P.S. The preview for next week’s show made me very sad.

Don’t hold back like that, Kn*ckers, tell us how you really feel.

Yes, it too makes me sad. Then again, what can we expect from the destroyers of continuity ™?

I’m just gonna sit back and wait for Cardassians, Bajorans and the Dominion to make their appearances.

I’m not a regular here, but I do watch Trek hoping it’ll get better one day…

But you guys have been blinded by all the terrible epsodes if you thought this one was actually good. It’s another played out old epsiode from other Trek franchises. OK, maybe the ending was a bit less predictable, but the “suspension-of-belief-o-meter” was just as far off the scale this time as for other episodes.

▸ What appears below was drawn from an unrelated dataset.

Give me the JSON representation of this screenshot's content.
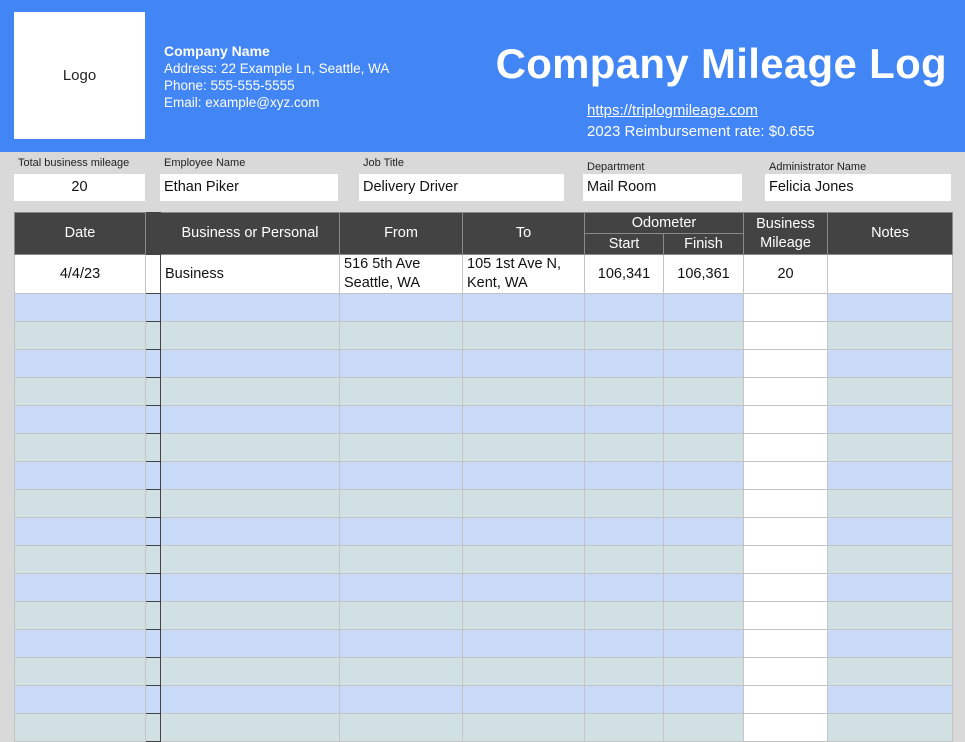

And, as has been mentioned, we didn’t even get to see T’boobs and Hoshi go thru decontamination.

And next week’s epsode-- how are they going to explain the lack of knowledge about that in later Trek series? Some kind of mind erasure technique? I guess we’ll see…

Wait, wait… are you talking about Archer or Kirk here? :dubious:

Well, Aes, guess it doesn’t make musch difference, does it? Seein’ as they’re

clones

and all

I thought about throwing Janeway in there too but while Voyager was a badass little ship, it’s nothing compared to the awesomosity of the Prometheus.

re “Yoshi”

/wipes egg off face

sorry, think I was having a Nintendo flashback, and that’s Not a good thing.

back to decon for me

btw, when does Captain Pike take over the ship? Why not introduce his character now, maybe as a youngster on board, whose always on the bridge… hmmmm his mother could be a crewmember… hey everybody loved it before

lol

Nah, Pike looked like he was only in his mid-30s during The Cage. Since The Cage took place 13 years before the main setting of ST:TOS, that would put The Cage at around the year 2253 or so. Enterprise is now in the year 2152. If Captain Pike were a toddler on board the NX-01, he’d be over a century old by the time of Tha Cage !

Who wants to bet that T’Pol will get a visit from her cousin, Sarek, sometime in the next couple years?

oh well, any chance to take a swipe at Wesley is worth a shot

Maybe the whole thing will turn out to be just Porthos dreaming. :smiley:

“Who wants to bet that T’Pol will get a visit from her cousin, Sarek, sometime in the next couple years?”

Sooner than that, the way they’re burning up later references.